Quickstart
PGCuts provides an sklearn-compatible API. If you’ve used
KMeans or SpectralClustering, you already know how to use PGCuts.
Basic usage
from pgcuts import HyCut
# X is an (N, D) numpy array of features (e.g., from DINOv2)
labels = HyCut(n_clusters=10).fit_predict(X)
That’s it. Under the hood, H-Cut:
Builds a KNN similarity graph on
XTrains a linear model to minimize the hypergeometric NCut bound
Returns hard cluster assignments via argmax
Comparison with sklearn
PGCuts is a drop-in alternative to sklearn’s clustering:
from sklearn.cluster import KMeans, SpectralClustering
from pgcuts import HyCut
X = ... # (N, D) feature matrix
# K-Means
labels_km = KMeans(n_clusters=10).fit_predict(X)
# Spectral Clustering
labels_sc = SpectralClustering(n_clusters=10).fit_predict(X)
# PGCuts (Hypergeometric NCut)
labels_hycut = HyCut(n_clusters=10).fit_predict(X)
Choosing the objective
PGCuts supports three graph cut objectives:
# Hypergeometric NCut (default) — best for most cases
HyCut(n_clusters=K, objective="hyp_ncut")
# Hypergeometric RatioCut — simpler, no degree binning
HyCut(n_clusters=K, objective="hyp_rcut")
# Probabilistic RatioCut — PRCut baseline
HyCut(n_clusters=K, objective="prcut")
When to use which:
hyp_ncut: Default. Best when cluster sizes are unbalanced or the graph has heterogeneous degree distribution.hyp_rcut: Simpler variant. Works well when clusters are roughly equal-sized.prcut: Original PRCut objective. Useful as a baseline.
Common options
model = HyCut(
n_clusters=10,
objective="hyp_ncut", # "hyp_ncut", "hyp_rcut", or "prcut"
n_neighbors=50, # KNN graph neighbors (default: 50)
steps=3000, # optimization steps (default: 3000)
lr=1e-3, # learning rate (default: 1e-3)
m=512, # polynomial degree for 2F1 bound
device="cuda", # "cuda" or "cpu"
)
labels = model.fit_predict(X)
# Access cut values after fitting
print(f"NCut: {model.ncut_:.4f}, RCut: {model.rcut_:.4f}")
Evaluation
from pgcuts import evaluate_clustering
results = evaluate_clustering(y_true, labels, n_clusters=10)

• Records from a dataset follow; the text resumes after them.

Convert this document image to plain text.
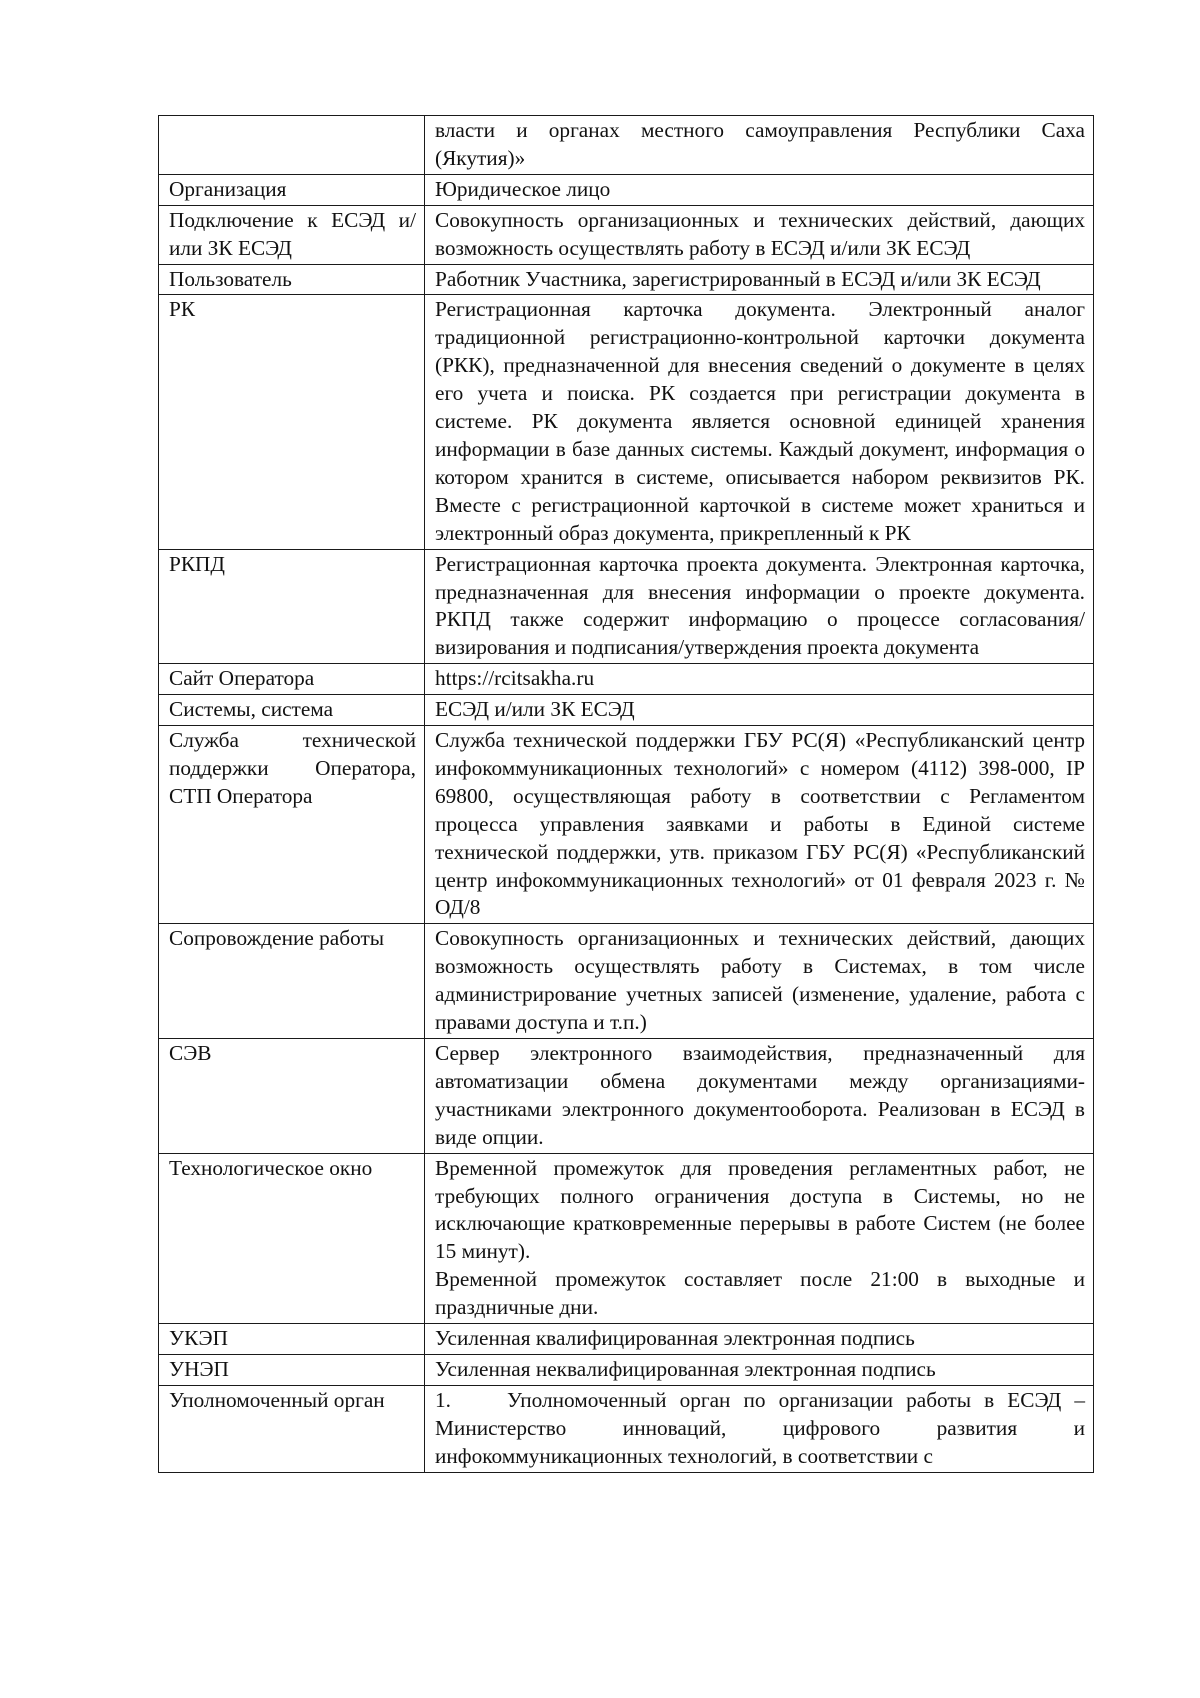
	власти и органах местного самоуправления Республики Саха (Якутия)»

Организация	Юридическое лицо

Подключение к ЕСЭД и/или ЗК ЕСЭД	Совокупность организационных и технических действий, дающих возможность осуществлять работу в ЕСЭД и/или ЗК ЕСЭД

Пользователь	Работник Участника, зарегистрированный в ЕСЭД и/или ЗК ЕСЭД

РК	Регистрационная карточка документа. Электронный аналог традиционной регистрационно-контрольной карточки документа (РКК), предназначенной для внесения сведений о документе в целях его учета и поиска. РК создается при регистрации документа в системе. РК документа является основной единицей хранения информации в базе данных системы. Каждый документ, информация о котором хранится в системе, описывается набором реквизитов РК. Вместе с регистрационной карточкой в системе может храниться и электронный образ документа, прикрепленный к РК

РКПД	Регистрационная карточка проекта документа. Электронная карточка, предназначенная для внесения информации о проекте документа. РКПД также содержит информацию о процессе согласования/визирования и подписания/утверждения проекта документа

Сайт Оператора	https://rcitsakha.ru

Системы, система	ЕСЭД и/или ЗК ЕСЭД

Служба технической поддержки Оператора, СТП Оператора	Служба технической поддержки ГБУ РС(Я) «Республиканский центр инфокоммуникационных технологий» с номером (4112) 398-000, IP 69800, осуществляющая работу в соответствии с Регламентом процесса управления заявками и работы в Единой системе технической поддержки, утв. приказом ГБУ РС(Я) «Республиканский центр инфокоммуникационных технологий» от 01 февраля 2023 г. № ОД/8

Сопровождение работы	Совокупность организационных и технических действий, дающих возможность осуществлять работу в Системах, в том числе администрирование учетных записей (изменение, удаление, работа с правами доступа и т.п.)

СЭВ	Сервер электронного взаимодействия, предназначенный для автоматизации обмена документами между организациями-участниками электронного документооборота. Реализован в ЕСЭД в виде опции.

Технологическое окно	Временной промежуток для проведения регламентных работ, не требующих полного ограничения доступа в Системы, но не исключающие кратковременные перерывы в работе Систем (не более 15 минут).
Временной промежуток составляет после 21:00 в выходные и праздничные дни.

УКЭП	Усиленная квалифицированная электронная подпись

УНЭП	Усиленная неквалифицированная электронная подпись

Уполномоченный орган	1. Уполномоченный орган по организации работы в ЕСЭД – Министерство инноваций, цифрового развития и инфокоммуникационных технологий, в соответствии с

print(f"ACC: {results['accuracy']:.4f}")
print(f"NMI: {results['nmi']:.4f}")
Working with embeddings
PGCuts works best with pre-extracted embeddings from foundation models (DINOv2, CLIP, etc.):
import numpy as np
from pgcuts import HyCut
# Load pre-extracted features
X = np.load("features.npy") # (N, D) float32
y = np.load("labels.npy") # (N,) int, for evaluation only
model = HyCut(n_clusters=len(np.unique(y)))
labels = model.fit_predict(X)
Graph quality
Before clustering, check if the KNN graph captures class structure:
from pgcuts.graph import build_rbf_knn_graph
from pgcuts.metrics import compute_rcut_ncut
import numpy as np
W = build_rbf_knn_graph(X, n_neighbors=50)
# Graph quality Q: 1.0 = perfect, 0.0 = random
T = W.toarray() / W.sum(axis=1)
q = np.mean([T[i] @ (y == y[i]) for i in range(len(y))])
q_chance = np.sum((np.bincount(y) / len(y)) ** 2)
Q = (q - q_chance) / (1 - q_chance)
print(f"Graph quality Q = {Q:.3f}")
If Q < 0.3, the embeddings don’t separate classes well enough
for any graph-cut method to work. Try a better embedding model.